Unfit fitouts: How a fitout can affect indoor air quality

by FM Media

THOMAS WITTERSEH from the Danish Technological Institute shares what needs to be taken into consideration to ensure fitouts do not negatively affect building occupants’ health.

Buildings with a healthy indoor environment are important to the well-being of people. Our facilities must provide an indoor environment in which we do not get ill. Schools must provide safe and inspiring frames for teaching and learning. In the same way, indoor environment in offices and other workplaces should not set limits for our work performance. Several investigations have shown that a poor indoor environment negatively affects work and school performance. Typically, a reduction of five to 10 percent in performance may be observed.
In the Western part of the world, people spend on average up to 90 percent of their time in indoor environments – at home, at work and during transportation, for instance. The effect of the indoor environment has a great impact on our health, with a large number of health symptoms being related to air quality. It is, therefore, important that indoor air is of a high quality and free from harmful chemical substances.
Previously, ventilation was considered the only way to establish good indoor air quality (IAQ). It was not until the early 1990s that a new method was seriously considered: source control. It was recognised that people may not be the only sources of indoor air pollution. A ventilation rate solely based on the carbon dioxide production of buildings’ occupants may not be adequate in buildings where human beings are not the major source of pollution.

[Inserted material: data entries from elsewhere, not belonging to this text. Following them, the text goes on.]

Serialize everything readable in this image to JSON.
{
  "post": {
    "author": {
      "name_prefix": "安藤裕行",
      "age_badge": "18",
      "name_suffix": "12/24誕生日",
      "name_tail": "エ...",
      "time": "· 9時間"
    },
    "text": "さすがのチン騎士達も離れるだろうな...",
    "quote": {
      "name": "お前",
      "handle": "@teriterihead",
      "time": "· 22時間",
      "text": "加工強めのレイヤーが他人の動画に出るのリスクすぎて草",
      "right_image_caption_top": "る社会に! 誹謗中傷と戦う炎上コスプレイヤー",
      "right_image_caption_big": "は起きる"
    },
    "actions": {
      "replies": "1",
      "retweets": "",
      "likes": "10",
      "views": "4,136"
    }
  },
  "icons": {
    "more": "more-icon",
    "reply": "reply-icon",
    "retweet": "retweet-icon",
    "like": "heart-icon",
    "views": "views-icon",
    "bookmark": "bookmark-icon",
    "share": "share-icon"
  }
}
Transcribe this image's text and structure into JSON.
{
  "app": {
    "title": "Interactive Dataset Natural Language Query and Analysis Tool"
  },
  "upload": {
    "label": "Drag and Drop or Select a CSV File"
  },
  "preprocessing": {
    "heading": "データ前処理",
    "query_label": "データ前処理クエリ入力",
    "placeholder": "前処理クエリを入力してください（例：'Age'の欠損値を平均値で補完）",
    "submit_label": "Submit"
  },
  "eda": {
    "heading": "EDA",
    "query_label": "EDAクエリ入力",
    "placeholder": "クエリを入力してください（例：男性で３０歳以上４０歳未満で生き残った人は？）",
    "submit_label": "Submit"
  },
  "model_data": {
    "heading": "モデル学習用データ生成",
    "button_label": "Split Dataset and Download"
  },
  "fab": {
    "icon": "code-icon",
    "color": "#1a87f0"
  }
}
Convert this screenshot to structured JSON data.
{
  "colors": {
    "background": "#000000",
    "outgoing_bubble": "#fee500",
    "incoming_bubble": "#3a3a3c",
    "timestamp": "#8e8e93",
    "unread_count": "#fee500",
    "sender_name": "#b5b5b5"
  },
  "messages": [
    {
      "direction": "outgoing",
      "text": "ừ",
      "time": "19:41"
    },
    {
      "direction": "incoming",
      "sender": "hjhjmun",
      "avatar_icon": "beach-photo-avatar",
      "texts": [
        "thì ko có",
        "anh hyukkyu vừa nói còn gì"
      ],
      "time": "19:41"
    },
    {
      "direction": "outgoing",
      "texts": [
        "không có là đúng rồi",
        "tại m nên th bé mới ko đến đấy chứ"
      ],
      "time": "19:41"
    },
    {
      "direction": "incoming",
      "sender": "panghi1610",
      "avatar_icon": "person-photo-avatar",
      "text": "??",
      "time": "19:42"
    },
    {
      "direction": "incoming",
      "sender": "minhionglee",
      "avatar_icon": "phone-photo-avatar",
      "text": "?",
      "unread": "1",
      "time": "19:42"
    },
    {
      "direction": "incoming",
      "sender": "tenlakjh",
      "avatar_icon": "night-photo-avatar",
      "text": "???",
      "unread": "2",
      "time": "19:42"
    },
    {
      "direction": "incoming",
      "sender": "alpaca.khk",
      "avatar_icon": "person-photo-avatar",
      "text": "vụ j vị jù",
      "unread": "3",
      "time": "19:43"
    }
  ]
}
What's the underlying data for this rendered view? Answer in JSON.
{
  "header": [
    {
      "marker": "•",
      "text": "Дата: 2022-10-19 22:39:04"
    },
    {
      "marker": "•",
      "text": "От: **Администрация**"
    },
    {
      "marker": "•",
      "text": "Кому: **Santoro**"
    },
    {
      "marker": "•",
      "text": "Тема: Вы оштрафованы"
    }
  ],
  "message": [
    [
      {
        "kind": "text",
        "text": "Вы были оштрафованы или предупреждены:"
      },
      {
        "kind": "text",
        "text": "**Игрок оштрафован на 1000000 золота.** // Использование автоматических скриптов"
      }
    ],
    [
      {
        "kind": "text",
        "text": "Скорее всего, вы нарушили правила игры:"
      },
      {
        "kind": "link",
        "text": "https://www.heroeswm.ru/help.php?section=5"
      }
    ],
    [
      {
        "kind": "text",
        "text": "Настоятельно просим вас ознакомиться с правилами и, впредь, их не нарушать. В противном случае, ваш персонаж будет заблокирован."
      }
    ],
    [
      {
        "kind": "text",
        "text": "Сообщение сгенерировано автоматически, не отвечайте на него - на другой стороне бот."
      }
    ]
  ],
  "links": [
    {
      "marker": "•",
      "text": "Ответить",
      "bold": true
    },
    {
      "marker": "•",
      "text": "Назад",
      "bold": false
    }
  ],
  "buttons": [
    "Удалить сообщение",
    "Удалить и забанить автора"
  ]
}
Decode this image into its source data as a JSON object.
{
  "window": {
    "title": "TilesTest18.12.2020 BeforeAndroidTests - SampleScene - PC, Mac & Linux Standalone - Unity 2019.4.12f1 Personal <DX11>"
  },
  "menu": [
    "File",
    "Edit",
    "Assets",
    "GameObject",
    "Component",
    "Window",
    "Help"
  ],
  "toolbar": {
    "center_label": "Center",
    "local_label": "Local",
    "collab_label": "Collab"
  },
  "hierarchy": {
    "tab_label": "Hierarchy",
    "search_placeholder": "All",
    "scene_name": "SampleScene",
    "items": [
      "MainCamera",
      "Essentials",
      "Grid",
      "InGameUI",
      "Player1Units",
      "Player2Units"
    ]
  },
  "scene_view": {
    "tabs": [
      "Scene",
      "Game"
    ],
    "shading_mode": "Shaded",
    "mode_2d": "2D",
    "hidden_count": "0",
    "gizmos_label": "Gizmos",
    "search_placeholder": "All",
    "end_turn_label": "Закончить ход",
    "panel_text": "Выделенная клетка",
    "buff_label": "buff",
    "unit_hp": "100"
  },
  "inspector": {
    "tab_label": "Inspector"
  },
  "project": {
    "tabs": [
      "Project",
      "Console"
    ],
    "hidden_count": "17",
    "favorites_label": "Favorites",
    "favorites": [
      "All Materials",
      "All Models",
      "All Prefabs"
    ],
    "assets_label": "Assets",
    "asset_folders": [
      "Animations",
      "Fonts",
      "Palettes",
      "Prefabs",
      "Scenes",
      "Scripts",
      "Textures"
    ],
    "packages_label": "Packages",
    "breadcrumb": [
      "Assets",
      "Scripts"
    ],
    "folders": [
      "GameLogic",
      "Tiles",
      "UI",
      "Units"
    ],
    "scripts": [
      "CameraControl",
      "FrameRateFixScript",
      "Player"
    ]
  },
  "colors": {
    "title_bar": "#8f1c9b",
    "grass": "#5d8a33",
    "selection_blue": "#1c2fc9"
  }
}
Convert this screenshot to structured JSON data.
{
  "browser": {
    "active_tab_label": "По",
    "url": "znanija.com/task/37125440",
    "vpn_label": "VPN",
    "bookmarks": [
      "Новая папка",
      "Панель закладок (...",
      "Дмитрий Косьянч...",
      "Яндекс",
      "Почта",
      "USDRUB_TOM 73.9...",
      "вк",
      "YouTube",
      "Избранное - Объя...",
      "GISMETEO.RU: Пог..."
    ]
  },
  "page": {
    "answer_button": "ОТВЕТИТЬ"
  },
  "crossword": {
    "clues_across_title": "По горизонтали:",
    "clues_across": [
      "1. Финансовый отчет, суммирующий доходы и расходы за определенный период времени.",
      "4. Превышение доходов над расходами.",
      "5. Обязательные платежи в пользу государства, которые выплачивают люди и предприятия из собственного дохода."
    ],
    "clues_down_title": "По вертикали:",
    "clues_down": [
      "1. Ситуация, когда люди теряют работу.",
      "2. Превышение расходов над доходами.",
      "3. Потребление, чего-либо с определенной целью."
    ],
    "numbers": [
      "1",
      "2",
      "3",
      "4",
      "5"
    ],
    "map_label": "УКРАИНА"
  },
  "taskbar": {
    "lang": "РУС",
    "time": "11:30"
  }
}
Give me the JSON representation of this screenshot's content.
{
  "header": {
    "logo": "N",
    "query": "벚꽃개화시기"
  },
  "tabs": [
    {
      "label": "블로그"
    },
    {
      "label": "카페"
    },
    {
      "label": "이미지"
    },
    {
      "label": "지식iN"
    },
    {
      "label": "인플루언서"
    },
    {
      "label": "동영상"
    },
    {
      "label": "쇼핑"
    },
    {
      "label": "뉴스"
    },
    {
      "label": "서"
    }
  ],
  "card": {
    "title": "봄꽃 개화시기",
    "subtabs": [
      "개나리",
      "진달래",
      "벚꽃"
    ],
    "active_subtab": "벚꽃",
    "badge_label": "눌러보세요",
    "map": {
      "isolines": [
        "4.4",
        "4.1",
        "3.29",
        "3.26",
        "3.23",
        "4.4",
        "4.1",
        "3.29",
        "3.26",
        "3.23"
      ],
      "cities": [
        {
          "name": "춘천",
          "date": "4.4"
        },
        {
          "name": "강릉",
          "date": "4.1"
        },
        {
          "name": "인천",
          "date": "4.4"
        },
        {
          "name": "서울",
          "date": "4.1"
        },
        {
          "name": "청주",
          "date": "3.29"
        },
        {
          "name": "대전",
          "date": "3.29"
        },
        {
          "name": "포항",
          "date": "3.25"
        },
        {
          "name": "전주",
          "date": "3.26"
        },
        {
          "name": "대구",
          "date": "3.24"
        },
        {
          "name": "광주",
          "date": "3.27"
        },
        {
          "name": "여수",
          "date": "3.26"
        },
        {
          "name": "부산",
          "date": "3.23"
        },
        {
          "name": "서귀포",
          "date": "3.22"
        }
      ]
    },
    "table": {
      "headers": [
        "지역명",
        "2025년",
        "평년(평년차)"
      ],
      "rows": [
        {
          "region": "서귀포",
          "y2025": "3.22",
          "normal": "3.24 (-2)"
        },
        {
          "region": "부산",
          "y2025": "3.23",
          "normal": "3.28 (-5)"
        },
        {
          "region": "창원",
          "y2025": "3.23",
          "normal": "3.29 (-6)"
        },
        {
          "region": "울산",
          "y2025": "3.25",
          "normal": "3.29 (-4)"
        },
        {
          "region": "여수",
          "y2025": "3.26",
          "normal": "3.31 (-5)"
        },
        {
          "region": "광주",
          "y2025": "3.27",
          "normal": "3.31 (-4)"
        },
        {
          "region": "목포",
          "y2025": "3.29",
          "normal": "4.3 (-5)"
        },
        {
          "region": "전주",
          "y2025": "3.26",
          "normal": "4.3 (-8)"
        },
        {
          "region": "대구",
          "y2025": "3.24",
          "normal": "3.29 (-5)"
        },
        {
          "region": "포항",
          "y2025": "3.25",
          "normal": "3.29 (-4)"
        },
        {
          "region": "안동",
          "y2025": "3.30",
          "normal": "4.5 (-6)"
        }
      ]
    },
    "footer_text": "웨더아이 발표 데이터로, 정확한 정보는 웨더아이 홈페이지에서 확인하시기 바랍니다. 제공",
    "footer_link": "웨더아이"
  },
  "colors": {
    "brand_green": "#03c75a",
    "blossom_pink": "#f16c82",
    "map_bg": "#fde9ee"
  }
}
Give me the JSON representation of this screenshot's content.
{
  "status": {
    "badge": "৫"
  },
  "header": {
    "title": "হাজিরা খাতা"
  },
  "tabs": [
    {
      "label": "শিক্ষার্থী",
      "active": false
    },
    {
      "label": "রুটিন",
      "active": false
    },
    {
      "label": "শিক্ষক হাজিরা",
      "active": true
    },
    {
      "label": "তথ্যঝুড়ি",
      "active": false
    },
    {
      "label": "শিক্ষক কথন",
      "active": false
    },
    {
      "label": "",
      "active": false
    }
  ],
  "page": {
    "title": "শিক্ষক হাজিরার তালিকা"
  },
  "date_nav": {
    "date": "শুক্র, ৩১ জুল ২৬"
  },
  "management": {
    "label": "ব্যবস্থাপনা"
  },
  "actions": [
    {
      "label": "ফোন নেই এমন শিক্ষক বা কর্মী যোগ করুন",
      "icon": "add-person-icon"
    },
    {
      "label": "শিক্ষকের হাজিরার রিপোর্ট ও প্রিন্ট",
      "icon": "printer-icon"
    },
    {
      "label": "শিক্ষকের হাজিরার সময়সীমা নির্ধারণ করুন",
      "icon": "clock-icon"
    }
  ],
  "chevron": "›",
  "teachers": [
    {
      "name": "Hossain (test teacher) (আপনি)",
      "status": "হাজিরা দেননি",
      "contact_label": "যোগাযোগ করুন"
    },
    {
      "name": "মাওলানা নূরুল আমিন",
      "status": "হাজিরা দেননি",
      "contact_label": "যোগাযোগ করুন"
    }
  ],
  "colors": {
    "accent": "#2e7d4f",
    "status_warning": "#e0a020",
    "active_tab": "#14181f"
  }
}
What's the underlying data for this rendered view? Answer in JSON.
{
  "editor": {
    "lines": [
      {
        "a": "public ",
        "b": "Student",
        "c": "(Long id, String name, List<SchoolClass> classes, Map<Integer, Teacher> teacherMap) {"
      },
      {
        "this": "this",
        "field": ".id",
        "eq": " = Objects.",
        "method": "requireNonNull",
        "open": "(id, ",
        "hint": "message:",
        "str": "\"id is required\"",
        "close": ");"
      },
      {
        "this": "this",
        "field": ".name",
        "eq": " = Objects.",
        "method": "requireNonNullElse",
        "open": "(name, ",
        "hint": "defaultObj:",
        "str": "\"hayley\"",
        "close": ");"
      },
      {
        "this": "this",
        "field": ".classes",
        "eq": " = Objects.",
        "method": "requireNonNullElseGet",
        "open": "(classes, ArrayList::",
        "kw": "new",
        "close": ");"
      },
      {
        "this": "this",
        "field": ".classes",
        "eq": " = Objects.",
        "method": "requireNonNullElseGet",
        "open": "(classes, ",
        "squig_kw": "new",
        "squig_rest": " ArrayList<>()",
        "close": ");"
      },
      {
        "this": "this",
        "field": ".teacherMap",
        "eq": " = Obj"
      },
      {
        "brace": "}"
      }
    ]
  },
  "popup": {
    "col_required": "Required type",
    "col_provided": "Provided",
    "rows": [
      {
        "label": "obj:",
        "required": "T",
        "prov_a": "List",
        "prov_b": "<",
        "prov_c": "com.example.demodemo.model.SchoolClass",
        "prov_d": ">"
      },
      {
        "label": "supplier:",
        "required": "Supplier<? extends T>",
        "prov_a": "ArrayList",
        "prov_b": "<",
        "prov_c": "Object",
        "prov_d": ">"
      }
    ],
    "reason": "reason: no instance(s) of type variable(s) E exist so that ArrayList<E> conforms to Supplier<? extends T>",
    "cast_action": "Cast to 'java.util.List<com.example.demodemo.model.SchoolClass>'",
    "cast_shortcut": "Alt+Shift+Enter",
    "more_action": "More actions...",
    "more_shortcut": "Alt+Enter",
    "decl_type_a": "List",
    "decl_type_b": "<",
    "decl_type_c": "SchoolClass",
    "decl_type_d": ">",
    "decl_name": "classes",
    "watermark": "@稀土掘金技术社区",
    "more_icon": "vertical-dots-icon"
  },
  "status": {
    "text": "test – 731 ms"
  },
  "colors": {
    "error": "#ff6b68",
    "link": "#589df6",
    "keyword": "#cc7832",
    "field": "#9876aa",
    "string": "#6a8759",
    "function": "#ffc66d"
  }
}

Indoor air may be polluted by several hundred different volatile organic compounds (VOCs). In addition to the emissions from human beings, construction products, furniture and other indoor articles contribute to air pollution. Some of these substances may cause irritation of skin and mucous membranes. Others can have carcinogenic or mutagenic effects.
Formaldehyde, which is a known carcinogen, is the most regulated substance worldwide when it comes to indoor air. The most widely occurring sources are wood-based panels, such as particle boards, which are glued with formaldehyde-releasing glue. But, varnishes for furniture and other materials can also emit formaldehyde in significant amounts.
Formaldehyde and other VOCs may be emitted from indoor materials over weeks or even years and, thereby, contribute to a deterioration of IAQ. There are large variations in room air concentration for the different substances to cause irritation or odour problems.
It is not uncommon that the installation of new materials in a building may cause problems in the indoor environment – sometimes in combination with well-known materials. A combination of products applied in a wet form like paint, filler or glue may cause unforeseen chemical reactions that affect emissions to the indoor air – not only during the installation phase, but also at a later stage. Sometimes the only way to stop the unwanted emissions is to remove the products and substitute them (partly) with other products.

Both when erecting new and renovating existing buildings it is important to select low-emitting materials to minimise the pollution load on a facility’s indoor air, and, thereby, reduce the need for ventilation. For this purpose, a number of material emission labelling schemes have been established.
A large number of products are labelled with an eco-label. However, many eco-labels focus primarily on environmental properties during the production and recycling phase of the product, and to a lesser extent on the environmental properties during the in-use phase. It is difficult to be against the use of environmentally friendly products, but it is important to pay attention to the fact that materials that are harmless to the outdoor environment are not necessarily harmless to the indoor environment.
By selecting products labelled according to their indoor environmental properties, it’s possible to create a sound starting point for healthy IAQ – even in cases where, from an energy efficiency point of view, you want to limit the air change rate.

Increased environmental awareness, which is positive in many ways, has unfortunately in some cases had a negative effect on the indoor environment. For example, in Germany and the US there have been reports of new products based on recycled materials causing problems indoors. Products partly based on recycled rubber material have been shown to emit substances that cause skin irritation and are known to be carcinogen to humans. This proves that there is still a need to document new materials’ possible effects on indoor air.
Most labelling schemes are best recognised and most widely used in their national markets. This limits manufacturers’ willingness to label their products according to these schemes, which, in turn, limits the number of labelled products available to end users. To combat this, the largest labelling schemes in Europe have now joined with the EU Joint Research Centre to develop an EU common voluntary labelling scheme for low-emitting products. It is expected that a common scheme that is well-known and recognised in all European markets (and possibly even beyond) will result in a larger variety and number of products with documentation of their effects on the indoor environment.

Thomas Witterseh is team manager at the Danish Technological Institute.